Earlier this week, I had this conversation (again) as I was introduced to a friend-of-a-friend who explained I worked for the Library Foundation.

“Boy, I bet the Library is really struggling because of eBooks.”

“No,” I said. “Not really. The Library isn’t going anywhere.”

National Library Week started in the late 1950s because people were all up in arms that radio and TV were going to spell the demise of libraries.

To be clear, it’s 2014 now and libraries are still here. I’d lay good money on the idea that in 2070 or so, libraries will still be around, even as we have this conversation over and over that eBooks do NOT mean the demise of libraries.

Will they look different? Sure. In the 1950s (heck, through the 80s and 90s when I was in public school), I used a CARD CATALOG card catalogto find the books I needed for school projects. I couldn’t bring a beverage into the library because it might get spilled on the books. We used ZIP disks for saving high school newspaper pages because those disks would hold 2GB. The idea that I would daily carry around devices that can hold 8 to 16 times that much data was science fiction.

Libraries are one of the most important places for both preserving the past and pushing into the future. Today, there’s a Google Glass demonstration happening at Central Library. Twenty years ago, we probably never imagined that the library would be checking out eBooks. In 20 years, we might be able to check out wearables (or whatever is next) from the library. On the 6th floor of the Indy Library, there’s a leaf from a Gutenberg Bible. Old and new, together.

Here’s some good news about libraries/reading, from Pew research:

  • 95 percent of Americans in a Pew survey say that libraries are important to promote reading and literacy.
  • More than 85% of 16-17 year-olds read at least one book in 2012. The majority of those were print books.
  • Those under age 30 are just as likely as older adults to visit the library, browse the shelves and check out books.

Still, even while the stats are good, I want to offer a few challenges for all of us.

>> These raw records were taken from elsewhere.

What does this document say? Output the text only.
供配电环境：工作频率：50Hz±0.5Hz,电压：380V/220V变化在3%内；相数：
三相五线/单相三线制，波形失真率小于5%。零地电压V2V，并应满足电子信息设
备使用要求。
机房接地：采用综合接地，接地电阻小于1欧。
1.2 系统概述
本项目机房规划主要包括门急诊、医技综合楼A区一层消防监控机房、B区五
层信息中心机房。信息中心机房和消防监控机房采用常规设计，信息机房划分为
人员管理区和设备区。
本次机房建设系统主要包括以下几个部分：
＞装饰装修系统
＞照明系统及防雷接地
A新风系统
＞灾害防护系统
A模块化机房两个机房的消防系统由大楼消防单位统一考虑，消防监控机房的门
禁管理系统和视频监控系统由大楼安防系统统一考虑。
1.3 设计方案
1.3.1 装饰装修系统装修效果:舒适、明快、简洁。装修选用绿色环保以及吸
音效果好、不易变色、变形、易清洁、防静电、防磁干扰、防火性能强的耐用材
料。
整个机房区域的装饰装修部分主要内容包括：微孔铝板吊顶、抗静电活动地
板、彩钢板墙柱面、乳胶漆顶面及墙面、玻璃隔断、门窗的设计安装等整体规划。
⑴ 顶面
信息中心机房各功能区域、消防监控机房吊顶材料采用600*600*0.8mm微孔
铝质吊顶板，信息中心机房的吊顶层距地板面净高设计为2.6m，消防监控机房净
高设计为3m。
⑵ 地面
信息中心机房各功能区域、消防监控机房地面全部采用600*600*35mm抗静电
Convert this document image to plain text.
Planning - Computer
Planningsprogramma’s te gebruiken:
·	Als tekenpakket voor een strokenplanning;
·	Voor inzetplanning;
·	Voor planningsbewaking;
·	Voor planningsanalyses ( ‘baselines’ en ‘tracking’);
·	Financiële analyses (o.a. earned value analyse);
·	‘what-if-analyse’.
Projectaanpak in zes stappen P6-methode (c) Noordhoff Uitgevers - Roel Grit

  • Don’t just buy the eBook; download it from your library. Even if it’s 2 a.m.
  • Attend a Library program. There’s so much more happening inside the building. Borrow a friend’s kid if you have to and go to story time.
  • If you’re already a library lover, consider becoming a donor. (Sorry, I can’t help wear my job hat sometimes.) Truth is, I was a library donor before I started fundraising for them. If you love story time or computer classes or books or whatever service you use most, become a Friend of your Library.